Malgré les revenus exorbitants pour un musicien de cette époque, Weiss ne laissa rien à sa famille, ayant probablement trop dépensé pour maintenir les apparences de son rang.



(1) D'après les plus récentes recherches de Frank Legl. Il a été le premier à reconnaître l'importance historique des deux articles du lexique de Gottsched provenant de Luise Adelgunde Victorie Gottsched (cf. Témoignages). On peut en conclure que Silvius Leopold Weiss est né en 1687 à Grottkau et de ce fait était plus jeune que supposé. Quant à la date du 12 octobre, cela semble incorrecte car les informations de la gravure de Folin faite 15 ans après sa mort étaient déjà fausses concernant sa mort. (cf. Frank Legl, Zwischen Grottkau und Neuburg, Jahrbuch der Deutschen Lautengesellschaft 2000, Nr. IV, S. 1-40). La date de naissance était indirectement déduite par une phrase du "Kirchlichen Wochenzetteln" des archives municipales de Dresde daté du 19 Octobre 1750 et trouvé par André Burguete: "Silvisius [sic] Leopold Weiss, Königl. Camer Musicus ein Ehemann 64. Jahr an Verzeh: Fieber kleine Brüder Gasse im H. Accis Rath von Broitzen Hausse aufm. Rom. Catho. Begräb. Platz.".   ("Silvisius [sic] Leopold Weiss, Musicien de la Chambre Royale, marié, dans sa 64ème année, de fièvre ...")

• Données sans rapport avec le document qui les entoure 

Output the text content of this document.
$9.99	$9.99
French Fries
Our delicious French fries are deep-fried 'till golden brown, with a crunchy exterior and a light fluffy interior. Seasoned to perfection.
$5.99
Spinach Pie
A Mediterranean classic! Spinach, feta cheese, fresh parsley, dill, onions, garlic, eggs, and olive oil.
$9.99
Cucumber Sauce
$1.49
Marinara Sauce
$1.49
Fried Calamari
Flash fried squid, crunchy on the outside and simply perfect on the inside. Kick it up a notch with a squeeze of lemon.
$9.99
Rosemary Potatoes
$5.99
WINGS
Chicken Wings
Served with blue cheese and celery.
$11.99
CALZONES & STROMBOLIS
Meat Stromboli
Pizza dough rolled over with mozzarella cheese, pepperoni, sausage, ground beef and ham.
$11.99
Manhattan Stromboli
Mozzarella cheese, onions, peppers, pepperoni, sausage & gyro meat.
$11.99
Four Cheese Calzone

(2) Cf. Frank Legl, aaO, S. 7f; et l'inscription sur la suite S-C 7 dans le Ms de Dresde: "Von an[n]o 1706 in Düsseldorf ..." (Reich, Seite 261).

(3)  Frank Legl réfute également l'idée que S.L.Weiss a été employé à Dusseldorf.

(4)  L'information de Luise Gottsched ("Im 1710 Jahre ging er nach Rom", en 1710 il est allé à Rome) semble être plus exacte que celle de Baron: "Ohngefehr Anno 1708 ging er mit dem Printzen Alexander Sobiesky nach Italien", vers 1708 il est allé en Italie avec le prince Alexandre Sobieski .

(5)  Cela peut être déduit de la lettre d'August Le Fort à l'Electeur Palatin Karl Philipp datée du 3 avril 1718 (cf. Legl, aaO). Frank Legl montre également que Silvius Leopold n'a pas été employé à Kassel ou à Dusseldorf entre 1715 et 1718. Les correspondances connues de Londres font plus probablement référnce à son frère Johann Sigismund.